Monarquia saudita usa repressão para impor moderação a ultraconservadores
Ao mesmo tempo em que busca reduzir a influência dos conservadores salafistas, que defendem o islamismo radical, o príncipe Mohamed bin Salman tem promovido outros, até mesmo alguns que se opõem à concessão de mais direitos para as mulheres
Os islamistas conservadores da Arábia Saudita estão tontos com a perda de influência no país. Eles foram por muito tempo uma força que demonstrava arrogância, mas hoje aparecem apenas sorrateiramente em mídias sociais, como o Twitter. Em mesquitas e em reuniões comunitárias, eles criticam com hesitação as mudanças às quais antes se opunham, como o afrouxamento das barreiras entre homens e mulheres.
O arquiteto dessas mudanças é Mohamed bin Salman, o jovem e ativo príncipe herdeiro. Suas promessas para modernizar a Arábia Saudita abrangiam uma redução da influência dos conservadores salafistas, que defendem um conceito muito estrito do islamismo que, segundo afirmam, era praticado durante a época do profeta Maomé, no século 7.º, e pelas gerações imediatamente após.

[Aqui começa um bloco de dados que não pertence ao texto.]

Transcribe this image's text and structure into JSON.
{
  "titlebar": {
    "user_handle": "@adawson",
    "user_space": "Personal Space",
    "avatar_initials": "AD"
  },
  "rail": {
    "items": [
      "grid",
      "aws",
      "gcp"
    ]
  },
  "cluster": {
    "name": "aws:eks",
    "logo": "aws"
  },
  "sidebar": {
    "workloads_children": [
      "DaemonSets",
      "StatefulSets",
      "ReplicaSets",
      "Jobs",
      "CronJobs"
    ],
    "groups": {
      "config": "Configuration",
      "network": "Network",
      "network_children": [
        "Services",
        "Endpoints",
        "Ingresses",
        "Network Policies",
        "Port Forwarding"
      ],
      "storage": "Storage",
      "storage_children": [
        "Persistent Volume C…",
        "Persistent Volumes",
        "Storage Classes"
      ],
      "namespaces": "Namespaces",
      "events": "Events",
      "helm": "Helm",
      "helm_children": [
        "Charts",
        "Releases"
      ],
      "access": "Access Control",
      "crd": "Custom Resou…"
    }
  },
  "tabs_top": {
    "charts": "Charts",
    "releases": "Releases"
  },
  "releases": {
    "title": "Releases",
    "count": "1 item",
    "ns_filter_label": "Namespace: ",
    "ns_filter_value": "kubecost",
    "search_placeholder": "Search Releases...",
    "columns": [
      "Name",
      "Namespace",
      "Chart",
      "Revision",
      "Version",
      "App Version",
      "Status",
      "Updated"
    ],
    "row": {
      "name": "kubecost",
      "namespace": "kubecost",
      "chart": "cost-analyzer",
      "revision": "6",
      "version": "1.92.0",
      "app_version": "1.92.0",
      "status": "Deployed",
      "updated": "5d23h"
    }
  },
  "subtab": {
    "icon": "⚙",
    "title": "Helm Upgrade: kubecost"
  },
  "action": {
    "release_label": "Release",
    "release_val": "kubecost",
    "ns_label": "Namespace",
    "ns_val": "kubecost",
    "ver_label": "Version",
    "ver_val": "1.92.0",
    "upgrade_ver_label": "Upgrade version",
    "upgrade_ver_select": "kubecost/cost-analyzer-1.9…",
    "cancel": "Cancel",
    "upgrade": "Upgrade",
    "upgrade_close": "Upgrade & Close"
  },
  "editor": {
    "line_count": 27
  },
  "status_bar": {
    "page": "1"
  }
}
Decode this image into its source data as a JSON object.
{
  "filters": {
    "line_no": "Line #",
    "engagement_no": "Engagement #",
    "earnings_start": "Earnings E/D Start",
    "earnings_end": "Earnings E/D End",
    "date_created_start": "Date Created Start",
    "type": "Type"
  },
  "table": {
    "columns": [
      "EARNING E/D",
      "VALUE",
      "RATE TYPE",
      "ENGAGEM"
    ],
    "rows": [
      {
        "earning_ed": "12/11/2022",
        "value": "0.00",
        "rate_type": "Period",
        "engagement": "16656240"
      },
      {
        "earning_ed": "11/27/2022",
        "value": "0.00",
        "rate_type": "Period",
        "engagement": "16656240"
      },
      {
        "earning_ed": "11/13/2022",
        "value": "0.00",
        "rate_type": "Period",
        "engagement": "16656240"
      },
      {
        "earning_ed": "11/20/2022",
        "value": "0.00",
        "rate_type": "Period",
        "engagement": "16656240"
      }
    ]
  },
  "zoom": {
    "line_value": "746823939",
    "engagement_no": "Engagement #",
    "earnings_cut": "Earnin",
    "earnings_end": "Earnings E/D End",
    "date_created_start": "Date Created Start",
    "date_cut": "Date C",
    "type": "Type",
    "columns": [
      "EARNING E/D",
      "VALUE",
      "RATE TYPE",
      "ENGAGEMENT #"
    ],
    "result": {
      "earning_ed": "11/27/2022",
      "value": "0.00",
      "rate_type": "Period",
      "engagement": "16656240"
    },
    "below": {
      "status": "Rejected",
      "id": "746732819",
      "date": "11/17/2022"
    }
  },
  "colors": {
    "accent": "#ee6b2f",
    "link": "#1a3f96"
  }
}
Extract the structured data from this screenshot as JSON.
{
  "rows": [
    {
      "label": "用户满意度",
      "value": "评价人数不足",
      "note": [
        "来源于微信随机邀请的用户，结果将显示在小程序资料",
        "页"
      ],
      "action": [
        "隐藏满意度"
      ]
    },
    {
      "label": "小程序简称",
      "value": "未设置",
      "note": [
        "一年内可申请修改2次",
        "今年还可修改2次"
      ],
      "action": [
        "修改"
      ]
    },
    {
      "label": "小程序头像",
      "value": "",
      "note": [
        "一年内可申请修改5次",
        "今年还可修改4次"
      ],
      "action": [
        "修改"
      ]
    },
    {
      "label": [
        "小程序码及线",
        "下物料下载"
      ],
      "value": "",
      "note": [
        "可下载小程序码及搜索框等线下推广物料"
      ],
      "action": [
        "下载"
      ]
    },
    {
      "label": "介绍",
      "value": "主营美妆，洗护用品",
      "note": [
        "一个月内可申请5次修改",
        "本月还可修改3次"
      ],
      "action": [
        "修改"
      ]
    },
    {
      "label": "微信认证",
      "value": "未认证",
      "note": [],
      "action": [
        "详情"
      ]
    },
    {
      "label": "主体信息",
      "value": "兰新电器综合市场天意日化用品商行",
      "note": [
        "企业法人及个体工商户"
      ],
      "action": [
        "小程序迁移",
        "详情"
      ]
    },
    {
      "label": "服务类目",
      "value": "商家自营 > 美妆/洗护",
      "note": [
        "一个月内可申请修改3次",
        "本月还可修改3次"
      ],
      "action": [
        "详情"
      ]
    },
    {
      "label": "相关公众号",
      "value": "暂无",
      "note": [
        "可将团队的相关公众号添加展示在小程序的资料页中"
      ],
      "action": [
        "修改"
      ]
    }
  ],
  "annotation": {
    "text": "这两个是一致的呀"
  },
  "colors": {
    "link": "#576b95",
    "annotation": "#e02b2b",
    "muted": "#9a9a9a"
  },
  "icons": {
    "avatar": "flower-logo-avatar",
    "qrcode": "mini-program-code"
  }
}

As ambições de Salman o colocaram em choque com a poderosa rede salafista que constitui a força política mais coesa fora da família real, dizem analistas. Para mantê-los em silêncio, ele tem usado intimidação e, ao mesmo tempo, a conciliação.
Clérigos salafistas populares conhecidos por sua independência foram presos. No entanto, o príncipe tem promovido outros, até mesmo alguns que se opõem à concessão de mais direitos para as mulheres e alguns com opiniões bem radicais. Esse tipo de malabarismo desencadeou um debate sobre se Salman estaria mais interessado em um Estado mais tolerante ou em consolidar seu poder, neutralizando possíveis rivais.
Para seus partidários, ele já provou seu compromisso com uma ideologia saudita mais moderada, reduzindo a influência da polícia religiosa que estabeleceu códigos morais. Ele também reformou a Liga Mundial Muçulmana, que abrange entidades beneficentes sauditas, fundado na década de 60 e usado pelos sauditas para propagar sua ideologia para o mundo.
“Desta vez não é possível voltar ao passado”, afirmou Saud al-Sarhan, secretário-geral do Centro de Pesquisa e Estudos Islâmicos Rei Faisal. No entanto, os críticos do príncipe também afirmam que ele está se compondo com os radicais e destacam as recentes prisões e a humilhação pública a que foram submetidos alguns dos mais importantes defensores dos direitos das mulheres no país. “Eles têm os muçulmanos moderados como alvo e mantêm os extremistas por perto”, disse Abdullah Alaoudh, cujo pai, Salman al-Awda, clérigo popular e defensor das reformas políticas, está preso desde setembro.
Alaoudh, com pós-doutorado em Direito na Universidade Yale, observou que o governo saudita havia recrutado Awda após os atentados de 11 de setembro de 2001 para sua luta contra o extremismo, escolhendo um clérigo cuja reputação de ser uma figura independente conferia mais legitimidade à batalha.
Sob o comando de Salman, as autoridades sauditas estão “tentando chegar a um equilíbrio entre liberais e conservadores, como sempre foi feito”, disse Stephane Lacroix, professor de ciências políticas do Instituto de Estudos Políticos de Paris. Mas, agora, os métodos são muito mais brutais do que sob governos anteriores. “É o que chamo de equilíbrio do medo.”
Diversos salafistas achavam que as prisões tinham por finalidade enviar uma mensagem de que as reformas não estavam abertas a negociação. Às vezes, o governo pareceu cauteloso em não confrontar os conservadores. A prisão de 17 ativistas – incluindo de defensores dos direitos femininos – pode ser uma concessão aos conservadores. “Ao mesmo tempo, Salman acredita que os ultraconservadores teriam cada vez menos influência sobre a juventude, que é 60% da população”, disse Lacroix.
O príncipe culpa forças externas pelos conceitos extremistas. Embora seu discurso seja “historicamente equivocado”, ele tem permitido ao príncipe recrutar clérigos para um projeto de criar um establishment muçulmano sunita liderado pelo Estado. Esse esforço tem sido combinado com outras tentativas de aproximação com judeus, cristãos e muçulmanos xiitas marginalizados no país, considerados hereges pelos sunitas radicais.